Emily nudged me in the ribs. ‘That’s her. The Rutherford girl.’
A girl with shining blonde shoulder-length hair shimmied into view and stood beside Mr Sebastian Rutherford, looking bored with everything. She had bright blue eyes out of which her prettiness shone and a small, neatly turned up ski-jump nose. No one in our family had one of those. I knew at once I hated her.
‘O Come, All Ye Faithful’, ‘Away in a Manger’, ‘Once in Royal David’s City’: the sound of voices young and old filled the church. My father blessed his congregation in his Christmas robes, white with gold to celebrate the advent of the baby Jesus after all those stars, angels and shepherds. Finally Jesus had been born. Down the aisle he went—my father, not Jesus—beard bristling, eyes twinkling. The Christmas tree in the church was radiating loveliness and the fresh smell of pine needles managed to overwhelm the usual churchy smell of pews and polish. I had to admit it was lovely.
After the service my father stood at the church door, sheltered from the cold, wishing his departing congregation all the best, shaking hands with everyone. He hoped that they’d be his regular parishioners, not just glowing Christmas faces.
I could hear the deep fruity voice of Sebastian Rutherford as I approached the throng. He had wide hands that somehow reminded me of oars, the way he turned them. He had thin hair which he’d purposefully crossed from one side of his head to the other. ‘Heellow again. Nice to see you, Rebecccahh, you must come and have supper one night. Where’s Lucy? She was here a minute ago.’
Only the way he said supper was suppah. I couldn’t think of anything I’d rather do less.

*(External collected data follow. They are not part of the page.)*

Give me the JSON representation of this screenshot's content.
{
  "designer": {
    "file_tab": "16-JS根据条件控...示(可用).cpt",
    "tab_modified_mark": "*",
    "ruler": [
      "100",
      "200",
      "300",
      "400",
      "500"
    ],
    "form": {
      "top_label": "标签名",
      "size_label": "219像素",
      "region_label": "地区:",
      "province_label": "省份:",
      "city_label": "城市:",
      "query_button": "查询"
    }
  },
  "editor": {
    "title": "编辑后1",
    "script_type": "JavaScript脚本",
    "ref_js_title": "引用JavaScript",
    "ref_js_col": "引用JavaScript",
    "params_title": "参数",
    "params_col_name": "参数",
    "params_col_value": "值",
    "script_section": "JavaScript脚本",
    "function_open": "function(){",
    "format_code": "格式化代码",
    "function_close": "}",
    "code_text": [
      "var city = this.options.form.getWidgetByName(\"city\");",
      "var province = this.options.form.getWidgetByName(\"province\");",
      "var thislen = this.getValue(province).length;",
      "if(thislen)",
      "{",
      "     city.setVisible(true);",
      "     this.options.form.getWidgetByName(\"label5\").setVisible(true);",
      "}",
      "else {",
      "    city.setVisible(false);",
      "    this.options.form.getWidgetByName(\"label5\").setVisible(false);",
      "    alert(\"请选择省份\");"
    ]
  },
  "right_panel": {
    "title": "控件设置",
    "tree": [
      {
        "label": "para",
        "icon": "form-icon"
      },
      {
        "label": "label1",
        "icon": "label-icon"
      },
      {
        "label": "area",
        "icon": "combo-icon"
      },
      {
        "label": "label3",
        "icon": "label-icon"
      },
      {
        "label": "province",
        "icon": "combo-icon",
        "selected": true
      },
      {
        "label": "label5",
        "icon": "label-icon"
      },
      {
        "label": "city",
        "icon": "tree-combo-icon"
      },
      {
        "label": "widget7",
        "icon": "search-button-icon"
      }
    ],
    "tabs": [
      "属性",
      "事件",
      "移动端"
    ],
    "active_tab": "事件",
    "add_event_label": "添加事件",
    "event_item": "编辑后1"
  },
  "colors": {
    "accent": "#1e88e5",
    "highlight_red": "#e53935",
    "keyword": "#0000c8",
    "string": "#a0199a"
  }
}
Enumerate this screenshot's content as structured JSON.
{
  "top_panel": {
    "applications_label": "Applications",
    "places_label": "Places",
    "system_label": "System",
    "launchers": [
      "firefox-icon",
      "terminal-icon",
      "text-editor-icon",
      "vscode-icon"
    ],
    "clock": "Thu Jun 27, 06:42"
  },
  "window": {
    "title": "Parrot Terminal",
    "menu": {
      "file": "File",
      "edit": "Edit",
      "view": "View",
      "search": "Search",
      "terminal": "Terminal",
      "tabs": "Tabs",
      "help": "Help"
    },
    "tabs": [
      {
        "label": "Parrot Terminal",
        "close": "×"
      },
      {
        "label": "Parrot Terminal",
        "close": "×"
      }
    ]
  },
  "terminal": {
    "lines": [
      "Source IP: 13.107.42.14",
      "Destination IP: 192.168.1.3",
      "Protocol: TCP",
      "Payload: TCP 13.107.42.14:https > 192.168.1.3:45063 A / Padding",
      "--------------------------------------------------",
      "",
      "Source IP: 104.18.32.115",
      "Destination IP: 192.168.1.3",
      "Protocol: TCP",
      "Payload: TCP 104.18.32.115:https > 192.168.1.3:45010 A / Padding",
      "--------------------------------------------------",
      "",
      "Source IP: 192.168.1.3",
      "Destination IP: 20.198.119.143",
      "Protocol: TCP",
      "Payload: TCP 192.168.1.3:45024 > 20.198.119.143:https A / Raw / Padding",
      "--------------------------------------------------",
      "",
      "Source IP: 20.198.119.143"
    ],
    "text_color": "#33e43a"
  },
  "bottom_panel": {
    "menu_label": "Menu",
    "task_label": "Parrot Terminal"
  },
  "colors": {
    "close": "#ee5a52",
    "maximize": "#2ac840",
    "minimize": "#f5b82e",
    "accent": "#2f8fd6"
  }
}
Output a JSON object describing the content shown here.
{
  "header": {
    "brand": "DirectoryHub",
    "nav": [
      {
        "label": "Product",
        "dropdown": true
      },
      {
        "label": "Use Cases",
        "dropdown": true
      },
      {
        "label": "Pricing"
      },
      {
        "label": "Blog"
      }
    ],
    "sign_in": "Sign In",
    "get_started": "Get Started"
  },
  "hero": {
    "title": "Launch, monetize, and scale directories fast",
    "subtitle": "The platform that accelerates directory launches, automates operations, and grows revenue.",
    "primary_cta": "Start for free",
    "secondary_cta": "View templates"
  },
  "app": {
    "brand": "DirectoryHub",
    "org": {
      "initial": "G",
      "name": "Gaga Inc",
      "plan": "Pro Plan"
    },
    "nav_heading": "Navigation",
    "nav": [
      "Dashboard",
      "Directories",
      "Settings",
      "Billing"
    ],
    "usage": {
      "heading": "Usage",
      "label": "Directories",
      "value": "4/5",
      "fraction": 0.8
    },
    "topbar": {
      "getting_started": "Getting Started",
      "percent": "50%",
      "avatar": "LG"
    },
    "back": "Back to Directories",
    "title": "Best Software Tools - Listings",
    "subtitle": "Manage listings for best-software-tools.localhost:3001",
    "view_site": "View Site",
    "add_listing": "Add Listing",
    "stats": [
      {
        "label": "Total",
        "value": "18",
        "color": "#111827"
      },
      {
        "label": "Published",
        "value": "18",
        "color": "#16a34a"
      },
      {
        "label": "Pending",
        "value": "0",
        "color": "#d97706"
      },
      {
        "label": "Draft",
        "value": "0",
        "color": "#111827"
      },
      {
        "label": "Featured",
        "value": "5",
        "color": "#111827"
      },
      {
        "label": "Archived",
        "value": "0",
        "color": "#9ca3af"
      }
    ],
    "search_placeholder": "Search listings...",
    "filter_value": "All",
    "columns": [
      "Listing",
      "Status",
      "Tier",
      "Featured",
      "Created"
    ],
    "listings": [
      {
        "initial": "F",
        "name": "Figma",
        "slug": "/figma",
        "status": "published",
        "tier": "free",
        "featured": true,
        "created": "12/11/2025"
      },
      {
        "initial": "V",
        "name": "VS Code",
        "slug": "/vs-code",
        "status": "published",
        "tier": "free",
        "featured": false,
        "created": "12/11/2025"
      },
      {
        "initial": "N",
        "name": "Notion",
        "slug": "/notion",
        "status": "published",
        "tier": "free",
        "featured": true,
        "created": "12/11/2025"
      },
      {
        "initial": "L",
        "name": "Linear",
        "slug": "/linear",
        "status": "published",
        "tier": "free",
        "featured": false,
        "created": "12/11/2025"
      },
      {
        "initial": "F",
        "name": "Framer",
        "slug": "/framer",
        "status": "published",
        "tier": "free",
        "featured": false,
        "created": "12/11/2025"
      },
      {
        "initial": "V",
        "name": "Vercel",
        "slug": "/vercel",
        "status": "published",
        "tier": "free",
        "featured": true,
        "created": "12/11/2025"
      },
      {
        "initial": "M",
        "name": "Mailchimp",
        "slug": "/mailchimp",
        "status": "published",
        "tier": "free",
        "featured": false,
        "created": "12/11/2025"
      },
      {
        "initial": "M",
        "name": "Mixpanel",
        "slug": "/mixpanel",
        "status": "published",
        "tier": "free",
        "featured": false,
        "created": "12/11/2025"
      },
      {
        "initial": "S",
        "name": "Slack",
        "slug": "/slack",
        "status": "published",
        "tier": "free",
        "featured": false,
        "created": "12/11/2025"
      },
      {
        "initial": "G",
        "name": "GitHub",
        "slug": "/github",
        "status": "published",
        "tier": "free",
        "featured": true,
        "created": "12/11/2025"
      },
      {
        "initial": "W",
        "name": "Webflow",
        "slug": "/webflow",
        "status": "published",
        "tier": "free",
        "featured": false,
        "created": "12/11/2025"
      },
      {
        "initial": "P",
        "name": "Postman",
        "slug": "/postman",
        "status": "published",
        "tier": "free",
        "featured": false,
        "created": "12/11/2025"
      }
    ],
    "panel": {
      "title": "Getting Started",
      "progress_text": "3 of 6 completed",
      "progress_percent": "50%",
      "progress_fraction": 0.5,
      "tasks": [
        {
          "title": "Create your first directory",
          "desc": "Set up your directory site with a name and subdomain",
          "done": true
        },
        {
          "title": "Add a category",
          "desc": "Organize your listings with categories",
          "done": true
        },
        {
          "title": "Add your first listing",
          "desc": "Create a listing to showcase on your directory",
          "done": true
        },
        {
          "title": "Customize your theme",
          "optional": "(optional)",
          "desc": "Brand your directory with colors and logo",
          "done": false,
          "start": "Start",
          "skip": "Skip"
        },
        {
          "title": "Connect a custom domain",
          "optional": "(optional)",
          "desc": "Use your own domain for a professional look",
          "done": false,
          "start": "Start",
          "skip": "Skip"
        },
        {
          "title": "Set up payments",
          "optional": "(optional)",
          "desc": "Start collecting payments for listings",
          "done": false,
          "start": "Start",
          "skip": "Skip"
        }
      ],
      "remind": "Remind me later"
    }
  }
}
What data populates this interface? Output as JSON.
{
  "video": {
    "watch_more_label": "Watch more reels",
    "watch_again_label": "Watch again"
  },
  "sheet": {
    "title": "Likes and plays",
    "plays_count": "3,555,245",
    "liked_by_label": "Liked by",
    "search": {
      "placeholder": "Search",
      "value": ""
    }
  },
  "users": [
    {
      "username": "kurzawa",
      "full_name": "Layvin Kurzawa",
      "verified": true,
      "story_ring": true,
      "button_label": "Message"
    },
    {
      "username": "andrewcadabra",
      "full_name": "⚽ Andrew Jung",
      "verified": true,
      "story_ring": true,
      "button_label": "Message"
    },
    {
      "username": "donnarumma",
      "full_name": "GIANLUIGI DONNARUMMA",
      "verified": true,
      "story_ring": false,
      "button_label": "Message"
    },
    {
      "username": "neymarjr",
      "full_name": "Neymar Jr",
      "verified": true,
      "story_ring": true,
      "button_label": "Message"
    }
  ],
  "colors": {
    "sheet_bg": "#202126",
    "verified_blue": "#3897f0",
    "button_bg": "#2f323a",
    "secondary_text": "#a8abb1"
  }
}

‘I’m sure she’d love to,’ said my mother.
Then my father shook hands with everyone else and the exchange of Christmas pleasantries continued. I poked my head around the corner by the vestry door, don’t want to see anything weird now, just to take a few breaths of cold air. Cigarette smoke drifted through the evening air. The tip of a cigarette glowed by the vestry door. Miss Lucy Rutherford stood there smoking. She took a quick couple of puffs then ground the butt into the church path. My father would be thrilled. I went back inside.